6. Januar: Wattwil. Die Sylvesterfeier wird wohl die denkwürdigste sein, die je in unserer Kirche abgehalten worden ist, denn in den Glockenruf der Kirche mischte sich der dumpfe, deutlich vernehmbare Kanonendonner vom westlichen Kriegsschauplatze her. Musste da nicht einen Jeden, der zum Gotteshause schritt, ein tiefes Dankgefühl erfassen dafür, dass wir bis jetzt von der Kriegsfurie verschont geblieben und die Kanonenläufe nicht gegen unser liebes Vaterland gerichtet sind?

Vor 50 Jahren

4. Januar: Wattwil. Es wurde vorgeschlagen, den Verkehr Ricken–Toggenburg in der Brendi abzuzweigen, in Lichtensteig über eine neue Schomattenstrasse zu führen und an Stelle des seinerzeitigen Niveauüberganges beim Bahnhof einen Anschluss für den Ortsverkehr zu erstellen. Mit dem Bau der Ueberführung (sog. Schleife) ergab sich eine relativ flüssige Verkehrsabwicklung in Richtung Obertoggenburg, wobei lediglich der Anschluss an die Ebnaterstrasse bei der Fabrik Heberlein nach wie vor ein Hindernis darstellt. Der Verkehrsanteil Ricken–Lichtensteig blieb weiterhin an die Post- und an die Wilerstrasse sowie zusätzlich an die Bahnhofstrasse gebunden. Da letzterer Charakter einer ausgesprochenen Geschäftsstrasse aufweist, dürfte die Belastung mit dem Durchgangsverkehr in absehbarer Zeit untragbar werden.

Vor 20 Jahren

9. Januar: Mosnang. Bereits zum 20. Mal führte der Radfahrer- und Motorfahrerclub Mosnang sein Radballgrümpelturnier durch. Es beteiligten sich insgesamt 172 Mannschaften aus den verschiedensten Teilen der Ostschweiz.
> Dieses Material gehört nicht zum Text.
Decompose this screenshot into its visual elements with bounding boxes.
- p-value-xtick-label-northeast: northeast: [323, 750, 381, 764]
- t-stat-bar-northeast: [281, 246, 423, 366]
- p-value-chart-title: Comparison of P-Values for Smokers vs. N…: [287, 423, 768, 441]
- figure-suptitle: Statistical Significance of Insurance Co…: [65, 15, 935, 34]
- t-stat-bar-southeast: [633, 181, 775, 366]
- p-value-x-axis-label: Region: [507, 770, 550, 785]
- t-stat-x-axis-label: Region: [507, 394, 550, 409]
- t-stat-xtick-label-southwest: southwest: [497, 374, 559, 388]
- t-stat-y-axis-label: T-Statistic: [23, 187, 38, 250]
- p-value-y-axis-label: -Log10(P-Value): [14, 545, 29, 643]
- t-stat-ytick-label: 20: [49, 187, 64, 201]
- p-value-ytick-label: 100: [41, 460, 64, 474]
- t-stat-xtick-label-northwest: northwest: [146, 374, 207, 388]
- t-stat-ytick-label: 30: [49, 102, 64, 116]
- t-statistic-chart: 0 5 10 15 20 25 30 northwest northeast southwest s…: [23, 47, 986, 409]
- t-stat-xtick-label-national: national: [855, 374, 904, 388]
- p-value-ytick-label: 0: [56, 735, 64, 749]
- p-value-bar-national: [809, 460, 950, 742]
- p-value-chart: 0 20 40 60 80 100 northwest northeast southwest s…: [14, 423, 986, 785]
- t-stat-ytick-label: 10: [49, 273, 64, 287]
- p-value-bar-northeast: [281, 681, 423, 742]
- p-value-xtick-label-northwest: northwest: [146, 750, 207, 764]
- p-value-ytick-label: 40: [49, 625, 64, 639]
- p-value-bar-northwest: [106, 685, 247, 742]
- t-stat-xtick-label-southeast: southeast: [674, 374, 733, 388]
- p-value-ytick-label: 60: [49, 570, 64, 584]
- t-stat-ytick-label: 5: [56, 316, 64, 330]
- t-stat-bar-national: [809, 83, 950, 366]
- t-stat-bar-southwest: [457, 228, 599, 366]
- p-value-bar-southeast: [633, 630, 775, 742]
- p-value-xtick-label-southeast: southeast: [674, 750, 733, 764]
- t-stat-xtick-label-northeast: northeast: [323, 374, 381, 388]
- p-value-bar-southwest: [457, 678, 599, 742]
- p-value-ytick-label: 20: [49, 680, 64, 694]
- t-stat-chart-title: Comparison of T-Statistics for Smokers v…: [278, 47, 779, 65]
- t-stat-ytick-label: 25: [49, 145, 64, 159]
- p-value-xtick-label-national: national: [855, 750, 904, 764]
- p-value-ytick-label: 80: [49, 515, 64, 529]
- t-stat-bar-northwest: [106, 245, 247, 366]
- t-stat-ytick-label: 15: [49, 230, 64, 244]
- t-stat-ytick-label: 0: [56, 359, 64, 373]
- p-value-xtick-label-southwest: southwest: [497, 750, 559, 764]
Mosnang gilt für diese Sportart als Hochburg. Nicht zuletzt sind auch die Mitglieder stark daran interessiert, dass sich viele «Heimwehmosnanger» für diese Sportart begeistern lassen.

Vor 10 Jahren

4. Januar: Necker. Lehrpersonen von Kindergarten, Primar- und Oberstufe mit rund 700 Kindergärtlern und Schülern feierten den Auftakt der Schule Neckertal zusammen mit der neuen Behörde. 5. Januar: Wattwil. Nach zwei Jahren Abstiegsrunde zur 1. Liga hat der KSV Wattwil souverän die Finalrunde zur NLA erreicht. Mit nur drei Niederlagen klassierten sich die Wattwilerinnen auf dem dritten Platz in der Ostgruppe und werden nun mit Spielen gegen die besten Teams aus der Ost- und Westgruppe belohnt. Dass es im gleichen Rhythmus weitergeht, davon träumen wohl nur die grössten Optimisten. Es gibt keine leichten Gegner mehr, jeder Satzgewinn wirkt motivierend und entscheidet über den Abstieg.